Artigo: A paternidade, o masculino, a escrita e outras reflexões
Por Paulo Stucchi*
A produção de um livro é sempre uma experiência única para o autor; assim como filhos, um livro nunca é igual ao outro e possui demandas próprias: perfis de pesquisa, tempo de maturação, percalços inerentes à produção, ajustes finais. Enfim, o fato é que nunca saímos iguais de um processo de criação de uma nova obra – na pior das hipóteses, evoluímos como contadores de histórias.
Um exemplo desse delicioso e assustador processo de troca entre escritor e suas obras é meu novo romance, “Um de nós foi feliz”. Quando a diretora da Maquinaria Editorial, Renata Sturm, me procurou com o projeto de romancear uma história real ocorrida no interior do Rio Grande do Sul, imediatamente entendi que estava diante de um desafio. Mas, no momento em que soube o contexto da tal narrativa – a história de abandono de um pai e o resgate da história da família por parte de sua filha mais nova, que seria quem me concederia as entrevistas para a criação do roteiro – notei que estava diante de um desafio ainda maior do que supunha.
À medida que imergia na história familiar de Tânia Volkart e de seu pai, a qual deu origem ao roteiro de “Um de nós foi feliz”, vi-me diante de meus próprios questionamentos como homem e pai. Resumidamente, tudo se passa nos anos 60, quando o pai da Tânia, de origem alemã, abandona a família após a morte do filho mais velho e reencontra, na sua terra-natal, o amor de sua vida. Vários episódios tristes são pontuados, como as tentativas da menina em chamar a atenção do pai, sua indiferença perante ela, a raiva da mãe, que transferiu a Tânia a frustração com seu casamento.
Após a partida do pai para a Alemanha, coube às duas (mãe e filha) engolir suas dores e levar adiante o sustento da família. Sessenta anos se passaram desde então, mas é triste notar quantas famílias atualmente compartilham da mesma história de Tânia e sua mãe – infelizmente, nem todas com o mesmo final feliz, afinal, Tânia conseguiu construir uma família e abraçar sua própria felicidade, perdoando seu pai. A alienação parental é uma dolorosa realidade do universo masculino, que, por vieses culturais e educacionais, disponibiliza ao homem a possibilidade mais fácil e viável de afastar-se da responsabilidade da paternidade.

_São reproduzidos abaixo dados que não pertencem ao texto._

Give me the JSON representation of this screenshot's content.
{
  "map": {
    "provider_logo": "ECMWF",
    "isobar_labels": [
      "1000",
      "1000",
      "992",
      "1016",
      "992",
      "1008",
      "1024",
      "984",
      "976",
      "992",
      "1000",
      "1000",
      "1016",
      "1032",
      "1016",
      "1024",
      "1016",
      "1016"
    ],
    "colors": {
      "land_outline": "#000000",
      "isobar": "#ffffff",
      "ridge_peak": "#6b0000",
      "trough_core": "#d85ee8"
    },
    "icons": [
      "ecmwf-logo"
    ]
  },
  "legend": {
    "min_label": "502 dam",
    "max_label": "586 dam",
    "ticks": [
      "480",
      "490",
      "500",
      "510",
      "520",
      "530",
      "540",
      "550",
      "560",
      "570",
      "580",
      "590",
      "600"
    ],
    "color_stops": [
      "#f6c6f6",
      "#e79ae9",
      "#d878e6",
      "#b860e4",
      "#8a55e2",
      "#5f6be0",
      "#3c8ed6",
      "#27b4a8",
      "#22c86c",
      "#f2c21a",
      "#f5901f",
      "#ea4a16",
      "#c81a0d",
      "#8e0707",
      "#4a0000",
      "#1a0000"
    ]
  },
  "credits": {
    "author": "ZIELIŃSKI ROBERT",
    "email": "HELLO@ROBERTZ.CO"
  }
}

Felizmente (e escrevo isso com um calor no coração) tal realidade vem mudando com o advento do feminismo e da releitura do papel masculino na sociedade e na família. Ainda que o Brasil esteja aquém de outras sociedades (como a dos países nórdicos) na participação dos pais na criação dos filhos (sobretudo, nos primeiros anos de vida) e nos serviços domésticos, é notória a evolução nesse aspecto. O ponto negativo é que, normalmente, a paternidade responsável (que não é uma virtude, mas, sim, uma obrigação) ainda é mais comum nas classes mais estudadas e com mais acesso à cultura e educação. Além disso, notei, com tristeza, que a história de abandono paterno impacta bem menos em leitores homens (que também são pais) do que em leitoras e em filhos que passaram por tal situação; é como se nós, homens e pais, estivéssemos habituados a essa realidade tão corriqueira que, dessa maneira, não nos choca como deveria.
Ou seja, a luta por igualdade na criação dos filhos tem um longo caminho a ser percorrido, mas prefiro crer que já quebramos a casca do ovo. Nesse percurso, educação e orientação são fundamentais. A alienação parental precisa, sim, causar choque e revolta, assim como causaria o abandono de um filho por uma mãe.
Se a história de “Um de nós foi feliz” traz um quadro triste da paternidade (e um realidade infelizmente comum de alienação parental), pode também ser um alerta da importância que o pai tem para seus filhos – sobretudo, numa sociedade que sobrecarrega a mulher, despejando sobre ela o ônus e bônus da criação da prole e camuflando tal sobrecarga com o argumento do ‘com divino de se gerar a vida’.
Filhos são de responsabilidade de ambos – pai e mãe. E precisam desse equilíbrio e exemplo para que cresçam com boas referências. Neste Dia dos Pais, mais do que presentes e abraços, que nós homens saibamos olhar e reconhecer em nossos filhos verdadeiras dádivas – e que, como tal, precisam de nossa responsabilidade.
*É jornalista, psicanalista e escritor. Autor de oito livros, foi finalista do Prêmio Jabuti 2020 com “A filha do Reich”. “Um de nós foi feliz (2022, Maquinaria Editorial) é seu novo romance.